The asymmetry of the encounter between Ramforth Sterling and Balaena is emblematic of our attitudes to that vast ocean area east of Newfoundland. Although not part of our national waters, Canadian and foreign industries are keen to exploit it economically. The Government of Newfoundland and Labrador is actively encouraging drilling of 100 new exploratory wells over the next 10 years in the offshore waters east of Newfoundland. A CBC headline in 2017 suggested that the seismic program off Newfoundland was the “Largest three-dimensional seismic program in the world.”

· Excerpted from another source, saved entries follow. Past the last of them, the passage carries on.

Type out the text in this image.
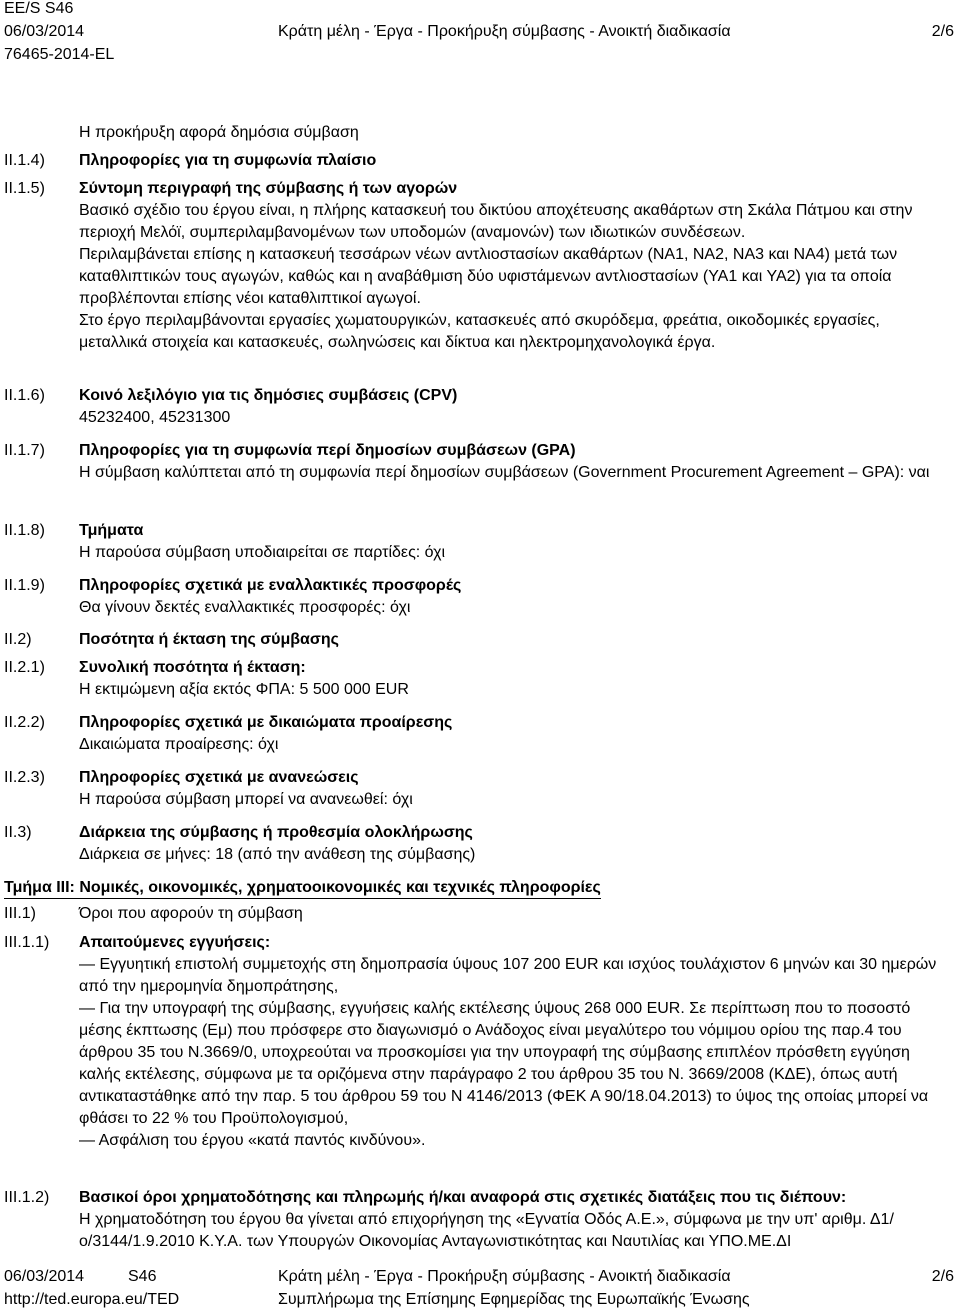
EE/S S46
06/03/2014
76465-2014-EL
Κράτη μέλη - Έργα - Προκήρυξη σύμβασης - Ανοικτή διαδικασία	2/6
Η προκήρυξη αφορά δημόσια σύμβαση
II.1.4) Πληροφορίες για τη συμφωνία πλαίσιο
II.1.5) Σύντομη περιγραφή της σύμβασης ή των αγορών
Βασικό σχέδιο του έργου είναι, η πλήρης κατασκευή του δικτύου αποχέτευσης ακαθάρτων στη Σκάλα Πάτμου και στην περιοχή Μελόϊ, συμπεριλαμβανομένων των υποδομών (αναμονών) των ιδιωτικών συνδέσεων.
Περιλαμβάνεται επίσης η κατασκευή τεσσάρων νέων αντλιοστασίων ακαθάρτων (ΝΑ1, ΝΑ2, ΝΑ3 και ΝΑ4) μετά των καταθλιπτικών τους αγωγών, καθώς και η αναβάθμιση δύο υφιστάμενων αντλιοστασίων (ΥΑ1 και ΥΑ2) για τα οποία προβλέπονται επίσης νέοι καταθλιπτικοί αγωγοί.
Στο έργο περιλαμβάνονται εργασίες χωματουργικών, κατασκευές από σκυρόδεμα, φρεάτια, οικοδομικές εργασίες, μεταλλικά στοιχεία και κατασκευές, σωληνώσεις και δίκτυα και ηλεκτρομηχανολογικά έργα.
II.1.6) Κοινό λεξιλόγιο για τις δημόσιες συμβάσεις (CPV)
45232400, 45231300
II.1.7) Πληροφορίες για τη συμφωνία περί δημοσίων συμβάσεων (GPA)
Η σύμβαση καλύπτεται από τη συμφωνία περί δημοσίων συμβάσεων (Government Procurement Agreement – GPA): ναι
II.1.8) Τμήματα
Η παρούσα σύμβαση υποδιαιρείται σε παρτίδες: όχι
II.1.9) Πληροφορίες σχετικά με εναλλακτικές προσφορές
Θα γίνουν δεκτές εναλλακτικές προσφορές: όχι
II.2)	Ποσότητα ή έκταση της σύμβασης
II.2.1) Συνολική ποσότητα ή έκταση:
Η εκτιμώμενη αξία εκτός ΦΠΑ: 5 500 000 EUR
II.2.2) Πληροφορίες σχετικά με δικαιώματα προαίρεσης
Δικαιώματα προαίρεσης: όχι
II.2.3) Πληροφορίες σχετικά με ανανεώσεις
Η παρούσα σύμβαση μπορεί να ανανεωθεί: όχι
II.3)	Διάρκεια της σύμβασης ή προθεσμία ολοκλήρωσης
Διάρκεια σε μήνες: 18 (από την ανάθεση της σύμβασης)
Τμήμα III: Νομικές, οικονομικές, χρηματοοικονομικές και τεχνικές πληροφορίες
III.1)	Όροι που αφορούν τη σύμβαση
III.1.1) Απαιτούμενες εγγυήσεις:
— Εγγυητική επιστολή συμμετοχής στη δημοπρασία ύψους 107 200 EUR και ισχύος τουλάχιστον 6 μηνών και 30 ημερών από την ημερομηνία δημοπράτησης,
— Για την υπογραφή της σύμβασης, εγγυήσεις καλής εκτέλεσης ύψους 268 000 EUR. Σε περίπτωση που το ποσοστό μέσης έκπτωσης (Εμ) που πρόσφερε στο διαγωνισμό ο Ανάδοχος είναι μεγαλύτερο του νόμιμου ορίου της παρ.4 του άρθρου 35 του Ν.3669/0, υποχρεούται να προσκομίσει για την υπογραφή της σύμβασης επιπλέον πρόσθετη εγγύηση καλής εκτέλεσης, σύμφωνα με τα οριζόμενα στην παράγραφο 2 του άρθρου 35 του Ν. 3669/2008 (ΚΔΕ), όπως αυτή αντικαταστάθηκε από την παρ. 5 του άρθρου 59 του Ν 4146/2013 (ΦΕΚ Α 90/18.04.2013) το ύψος της οποίας μπορεί να φθάσει το 22 % του Προϋπολογισμού,
— Ασφάλιση του έργου «κατά παντός κινδύνου».
III.1.2) Βασικοί όροι χρηματοδότησης και πληρωμής ή/και αναφορά στις σχετικές διατάξεις που τις διέπουν:
Η χρηματοδότηση του έργου θα γίνεται από επιχορήγηση της «Εγνατία Οδός Α.Ε.», σύμφωνα με την υπ' αριθμ. Δ1/ο/3144/1.9.2010 Κ.Υ.Α. των Υπουργών Οικονομίας Ανταγωνιστικότητας και Ναυτιλίας και ΥΠΟ.ΜΕ.ΔΙ
06/03/2014	S46
http://ted.europa.eu/TED
Κράτη μέλη - Έργα - Προκήρυξη σύμβασης - Ανοικτή διαδικασία
Συμπλήρωμα της Επίσημης Εφημερίδας της Ευρωπαϊκής Ένωσης
2/6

The impacts of these activities on the ocean environment have little profile, despite the documented effects of spills and seismic noise on ocean life. Drilling operations east of Newfoundland spilled 250,000 litres of oil last month. The ongoing disturbance to the soundscape from seismic air gun explosions can cause long-term stress, injury or death to animals ranging from crabs to whales.

For centuries, these waters sustained one of the world’s largest fisheries. But we still know very little of the underlying biology. Government surveys for marine mammals stop at the 200-mile limit. The Hudson, Canada’s primary offshore research vessel, is 55 years old, an antique beside the Ramforth. But, on a cruise to the Sackville Spur at the northern end of the Flemish Pass, Hudson discovered rare deep-water corals. The Sackville Spur is also where Balaena found the highest density of whales, including groups of endangered northern bottlenose whales. In this marine oasis, oil and gas interests are at odds with a fragile deepwater ecology.

Canada, by encouraging and regulating oil and gas activities, is projecting its sovereignty far beyond the 200-mile limit. Surely we should have even greater concern for the environment that will be impacted? Money and political capital are being poured into destructive developments, but we hardly know what will be affected.

Development east of the 200-mile limit should be paused until the biology of the region has been properly surveyed and we have a coherent management plan, including marine protected areas in special places like the Sackville Spur. Let us slow down and get to know these places a little before we make irreversible decisions that may disrupt them forever.
 

Hal Whitehead

Herring Cove, N.S.

Laura Feyrer, Halifax

Editor’s note: Hal Whitehead is a professor and Laura Feyrer is a PhD candidate with the biology department at Dalhousie University, and they were on board Balaena on July 24, 2017.